Elon Musk’s venture, X, is bracing for a substantial financial hit as reports suggest it could suffer losses of up to $75 million by the end of this year.

The turmoil stems from a growing exodus of advertisers, which has sent shockwaves through the company’s revenue streams.

The advertiser exodus appears to be linked to controversies surrounding Elon Musk and his unconventional approach to business and social media. Musk’s controversial statements and tweets have drawn both praise and criticism, but they seem to have alienated a significant portion of X’s advertising partners. Many companies are distancing themselves from the venture due to concerns about brand image and association with Musk’s unpredictable behavior.

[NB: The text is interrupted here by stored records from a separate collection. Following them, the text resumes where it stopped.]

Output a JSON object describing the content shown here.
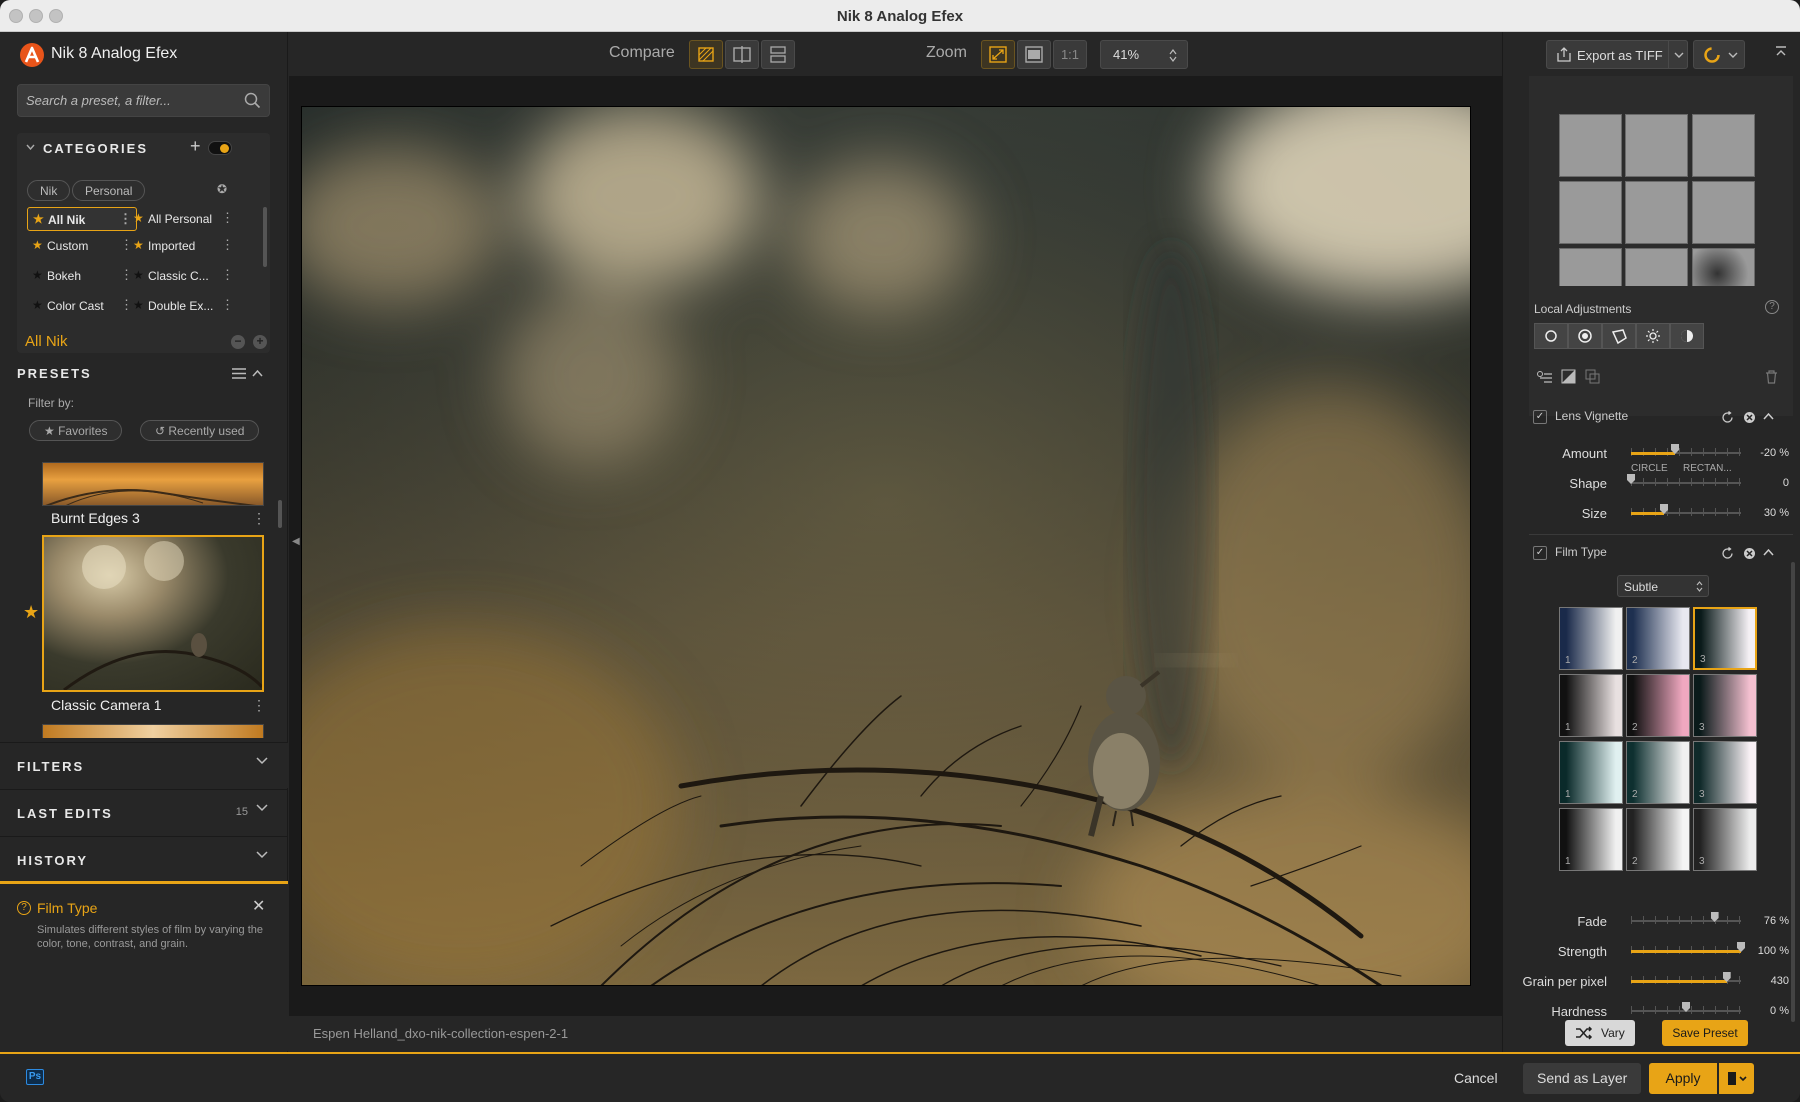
{
  "window": {
    "title": "Nik 8 Analog Efex"
  },
  "app": {
    "name": "Nik 8 Analog Efex"
  },
  "search": {
    "placeholder": "Search a preset, a filter..."
  },
  "categories": {
    "title": "CATEGORIES",
    "tabs": [
      "Nik",
      "Personal"
    ],
    "items": [
      {
        "label": "All Nik",
        "selected": true
      },
      {
        "label": "All Personal"
      },
      {
        "label": "Custom"
      },
      {
        "label": "Imported"
      },
      {
        "label": "Bokeh"
      },
      {
        "label": "Classic C..."
      },
      {
        "label": "Color Cast"
      },
      {
        "label": "Double Ex..."
      }
    ]
  },
  "presets": {
    "current_category": "All Nik",
    "title": "PRESETS",
    "filter_by": "Filter by:",
    "filters": [
      "Favorites",
      "Recently used"
    ],
    "items": [
      {
        "name": "Burnt Edges 3"
      },
      {
        "name": "Classic Camera 1",
        "favorite": true,
        "selected": true
      }
    ]
  },
  "sections": {
    "filters": "FILTERS",
    "last_edits": "LAST EDITS",
    "last_edits_count": "15",
    "history": "HISTORY"
  },
  "help": {
    "title": "Film Type",
    "text": "Simulates different styles of film by varying the color, tone, contrast, and grain."
  },
  "toolbar": {
    "compare_label": "Compare",
    "zoom_label": "Zoom",
    "zoom_1to1": "1:1",
    "zoom_value": "41%",
    "export_label": "Export as TIFF"
  },
  "image": {
    "filename": "Espen Helland_dxo-nik-collection-espen-2-1"
  },
  "local_adjustments": {
    "title": "Local Adjustments"
  },
  "lens_vignette": {
    "title": "Lens Vignette",
    "amount": {
      "label": "Amount",
      "value": "-20 %",
      "fraction": 0.4
    },
    "shape": {
      "label": "Shape",
      "value": "0",
      "left": "CIRCLE",
      "right": "RECTAN...",
      "fraction": 0.0
    },
    "size": {
      "label": "Size",
      "value": "30 %",
      "fraction": 0.3
    }
  },
  "film_type": {
    "title": "Film Type",
    "mode": "Subtle",
    "selected_index": 2,
    "fade": {
      "label": "Fade",
      "value": "76 %",
      "fraction": 0.76
    },
    "strength": {
      "label": "Strength",
      "value": "100 %",
      "fraction": 1.0
    },
    "grain": {
      "label": "Grain per pixel",
      "value": "430",
      "fraction": 0.87
    },
    "hardness": {
      "label": "Hardness",
      "value": "0 %",
      "fraction": 0.5
    }
  },
  "right_actions": {
    "vary": "Vary",
    "save_preset": "Save Preset"
  },
  "bottom": {
    "cancel": "Cancel",
    "send_as_layer": "Send as Layer",
    "apply": "Apply",
    "ps_badge": "Ps"
  },
  "colors": {
    "accent": "#e8a416",
    "panel": "#262626",
    "canvas": "#1a1a1a"
  }
}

This development raises pressing questions about the future of X and its ability to retain advertising partnerships. Can Elon Musk navigate these turbulent waters and win back advertisers? Will X need to reevaluate its strategies and adopt a more traditional corporate image? How might this impact the overall financial health of the venture, and what steps will be taken to mitigate losses?

In the midst of these uncertainties, it remains to be seen whether X can weather the storm and maintain its prominent position in the business world. Elon Musk’s unorthodox approach has often yielded success, but the current challenges pose a significant threat to the venture’s financial stability. As the year-end approaches, observers are closely watching to see how Musk and X respond to this critical situation.